I was surprised by how quickly I could collect sweat data from myself and a few friends, and then train a model that gave robots an emotional profile based entirely on that data,” Warner said.

Since then, he’s broadened his approach beyond sweat to include other physiological signals like body temperature, heart rate, and photoplethysmography—a method for measuring changes in blood volume in the skin.

Intempus Gains Traction with Industry Partnerships

Warner officially launched Intempus in September 2024, spending the first four months solely on research. More recently, he’s been balancing technical development with outreach to potential customers, and he’s already partnered with seven enterprise robotics companies.

Intempus is also part of the current cohort of the Thiel Fellowship, which provides $200,000 over two years to young entrepreneurs who leave school to build their ventures.
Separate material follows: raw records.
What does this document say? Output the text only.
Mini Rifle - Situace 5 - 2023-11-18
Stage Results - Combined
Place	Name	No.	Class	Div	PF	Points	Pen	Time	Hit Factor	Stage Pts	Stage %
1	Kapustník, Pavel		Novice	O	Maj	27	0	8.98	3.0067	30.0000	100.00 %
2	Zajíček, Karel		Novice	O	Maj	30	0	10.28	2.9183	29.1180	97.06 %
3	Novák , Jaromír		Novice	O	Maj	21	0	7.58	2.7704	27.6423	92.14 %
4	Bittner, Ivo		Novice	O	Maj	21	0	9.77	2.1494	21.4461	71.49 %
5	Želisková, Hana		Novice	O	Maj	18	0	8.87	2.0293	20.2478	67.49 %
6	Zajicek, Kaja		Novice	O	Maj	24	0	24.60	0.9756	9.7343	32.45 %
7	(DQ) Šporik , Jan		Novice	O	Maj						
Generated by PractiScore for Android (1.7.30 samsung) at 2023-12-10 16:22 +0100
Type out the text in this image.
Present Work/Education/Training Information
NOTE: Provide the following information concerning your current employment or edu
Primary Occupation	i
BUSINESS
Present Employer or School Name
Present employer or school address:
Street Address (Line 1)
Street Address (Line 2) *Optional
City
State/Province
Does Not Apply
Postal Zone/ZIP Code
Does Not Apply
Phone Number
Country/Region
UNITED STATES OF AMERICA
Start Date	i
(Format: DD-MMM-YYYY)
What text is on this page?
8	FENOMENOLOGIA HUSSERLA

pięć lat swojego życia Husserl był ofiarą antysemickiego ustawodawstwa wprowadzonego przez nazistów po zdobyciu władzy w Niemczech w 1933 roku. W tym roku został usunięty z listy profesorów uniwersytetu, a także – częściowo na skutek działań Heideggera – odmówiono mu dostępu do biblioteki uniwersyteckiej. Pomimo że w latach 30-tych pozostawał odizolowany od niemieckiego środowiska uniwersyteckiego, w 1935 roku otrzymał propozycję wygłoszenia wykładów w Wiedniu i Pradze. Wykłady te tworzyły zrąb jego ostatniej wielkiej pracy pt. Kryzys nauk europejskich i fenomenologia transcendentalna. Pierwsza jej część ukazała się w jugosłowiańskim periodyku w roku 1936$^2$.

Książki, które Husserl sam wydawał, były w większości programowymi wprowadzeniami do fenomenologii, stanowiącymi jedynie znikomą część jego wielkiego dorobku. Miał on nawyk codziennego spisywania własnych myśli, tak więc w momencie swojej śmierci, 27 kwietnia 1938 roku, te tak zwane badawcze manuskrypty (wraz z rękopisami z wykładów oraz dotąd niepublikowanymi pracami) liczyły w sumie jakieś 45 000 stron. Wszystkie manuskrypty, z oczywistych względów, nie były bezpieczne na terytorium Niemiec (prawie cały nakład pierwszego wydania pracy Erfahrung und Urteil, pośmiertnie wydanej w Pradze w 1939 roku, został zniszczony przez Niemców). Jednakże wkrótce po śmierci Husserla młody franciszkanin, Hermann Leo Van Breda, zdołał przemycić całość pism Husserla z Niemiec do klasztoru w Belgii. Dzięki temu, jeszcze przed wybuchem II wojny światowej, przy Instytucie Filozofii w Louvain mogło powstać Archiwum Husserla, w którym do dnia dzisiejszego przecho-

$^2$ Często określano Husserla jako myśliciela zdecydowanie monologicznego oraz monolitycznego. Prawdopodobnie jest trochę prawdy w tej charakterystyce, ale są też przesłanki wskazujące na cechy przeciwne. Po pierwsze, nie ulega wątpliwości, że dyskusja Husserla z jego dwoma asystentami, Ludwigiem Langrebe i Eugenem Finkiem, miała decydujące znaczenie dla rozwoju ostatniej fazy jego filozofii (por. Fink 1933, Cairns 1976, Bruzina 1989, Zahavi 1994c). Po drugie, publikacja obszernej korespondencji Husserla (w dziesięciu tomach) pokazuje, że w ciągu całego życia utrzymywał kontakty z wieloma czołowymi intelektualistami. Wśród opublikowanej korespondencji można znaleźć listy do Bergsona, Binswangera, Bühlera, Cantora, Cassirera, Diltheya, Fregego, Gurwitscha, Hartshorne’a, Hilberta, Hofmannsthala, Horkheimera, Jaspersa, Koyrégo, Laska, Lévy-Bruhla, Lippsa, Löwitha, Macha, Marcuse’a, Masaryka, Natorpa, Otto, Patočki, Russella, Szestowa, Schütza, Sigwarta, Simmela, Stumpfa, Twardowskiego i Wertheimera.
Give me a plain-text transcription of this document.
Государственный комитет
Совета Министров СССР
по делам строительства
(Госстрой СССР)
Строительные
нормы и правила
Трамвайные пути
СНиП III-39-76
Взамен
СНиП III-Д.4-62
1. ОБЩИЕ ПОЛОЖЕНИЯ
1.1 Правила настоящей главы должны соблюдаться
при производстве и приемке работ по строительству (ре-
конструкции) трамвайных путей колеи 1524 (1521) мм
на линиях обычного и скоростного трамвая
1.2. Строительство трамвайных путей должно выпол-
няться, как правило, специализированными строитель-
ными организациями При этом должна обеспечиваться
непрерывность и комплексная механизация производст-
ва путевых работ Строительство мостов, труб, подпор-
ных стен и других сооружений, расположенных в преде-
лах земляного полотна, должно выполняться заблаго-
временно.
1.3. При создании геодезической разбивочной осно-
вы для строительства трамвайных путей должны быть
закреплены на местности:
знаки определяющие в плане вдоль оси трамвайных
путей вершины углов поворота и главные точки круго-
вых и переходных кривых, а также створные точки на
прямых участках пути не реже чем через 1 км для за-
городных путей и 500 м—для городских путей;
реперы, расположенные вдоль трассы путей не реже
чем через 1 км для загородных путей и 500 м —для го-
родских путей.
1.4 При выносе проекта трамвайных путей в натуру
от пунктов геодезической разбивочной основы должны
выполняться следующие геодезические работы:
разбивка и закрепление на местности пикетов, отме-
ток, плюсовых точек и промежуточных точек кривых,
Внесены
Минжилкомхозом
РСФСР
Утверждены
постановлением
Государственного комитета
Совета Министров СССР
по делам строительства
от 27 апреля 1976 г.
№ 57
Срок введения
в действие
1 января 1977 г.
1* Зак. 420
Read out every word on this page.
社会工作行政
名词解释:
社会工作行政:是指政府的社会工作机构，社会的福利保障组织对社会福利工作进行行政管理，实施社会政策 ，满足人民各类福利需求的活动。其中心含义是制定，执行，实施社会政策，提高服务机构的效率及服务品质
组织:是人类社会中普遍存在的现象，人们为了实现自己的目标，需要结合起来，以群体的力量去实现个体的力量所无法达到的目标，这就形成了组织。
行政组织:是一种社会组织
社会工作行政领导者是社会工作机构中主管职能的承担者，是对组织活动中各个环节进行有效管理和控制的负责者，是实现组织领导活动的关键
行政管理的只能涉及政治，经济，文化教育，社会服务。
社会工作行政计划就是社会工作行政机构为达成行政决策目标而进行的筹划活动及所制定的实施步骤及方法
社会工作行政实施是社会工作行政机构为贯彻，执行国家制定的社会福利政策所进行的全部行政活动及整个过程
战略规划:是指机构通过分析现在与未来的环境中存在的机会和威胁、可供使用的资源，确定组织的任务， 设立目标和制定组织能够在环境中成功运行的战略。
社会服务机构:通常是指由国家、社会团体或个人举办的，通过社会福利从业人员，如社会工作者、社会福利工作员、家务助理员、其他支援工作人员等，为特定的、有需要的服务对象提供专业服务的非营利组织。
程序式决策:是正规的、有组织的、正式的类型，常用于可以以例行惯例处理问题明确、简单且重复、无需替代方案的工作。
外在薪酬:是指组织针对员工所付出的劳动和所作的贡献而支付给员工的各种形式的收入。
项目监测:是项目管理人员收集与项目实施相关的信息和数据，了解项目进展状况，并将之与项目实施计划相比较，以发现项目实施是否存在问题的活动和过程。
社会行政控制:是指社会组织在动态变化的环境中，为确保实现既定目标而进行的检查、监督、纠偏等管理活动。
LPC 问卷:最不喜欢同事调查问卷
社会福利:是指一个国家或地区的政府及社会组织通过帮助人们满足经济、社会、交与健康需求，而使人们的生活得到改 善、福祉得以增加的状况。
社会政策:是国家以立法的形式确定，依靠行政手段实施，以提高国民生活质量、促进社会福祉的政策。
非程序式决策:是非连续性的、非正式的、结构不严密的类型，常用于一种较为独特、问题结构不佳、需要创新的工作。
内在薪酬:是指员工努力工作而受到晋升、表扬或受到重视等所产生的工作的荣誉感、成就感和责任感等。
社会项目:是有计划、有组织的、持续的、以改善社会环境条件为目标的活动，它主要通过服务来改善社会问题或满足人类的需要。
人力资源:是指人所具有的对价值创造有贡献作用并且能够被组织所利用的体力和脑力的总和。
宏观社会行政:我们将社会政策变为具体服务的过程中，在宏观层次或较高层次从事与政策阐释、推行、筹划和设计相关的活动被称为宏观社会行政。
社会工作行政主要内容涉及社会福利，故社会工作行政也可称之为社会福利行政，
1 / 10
Next on Warner’s agenda: building a team. Until now, he’s been working solo, but he plans to bring in others to help test the technology in real-world human interactions. While the company’s current focus is on enhancing existing robots, Warner hasn’t ruled out designing custom emotionally aware robots in the future.

I’ve got a bunch of robots running emotional states,” he said. “If someone can walk in and intuitively sense that one is joyful, then I know I’ve done my job. And I believe I can prove that within the next four to six months.”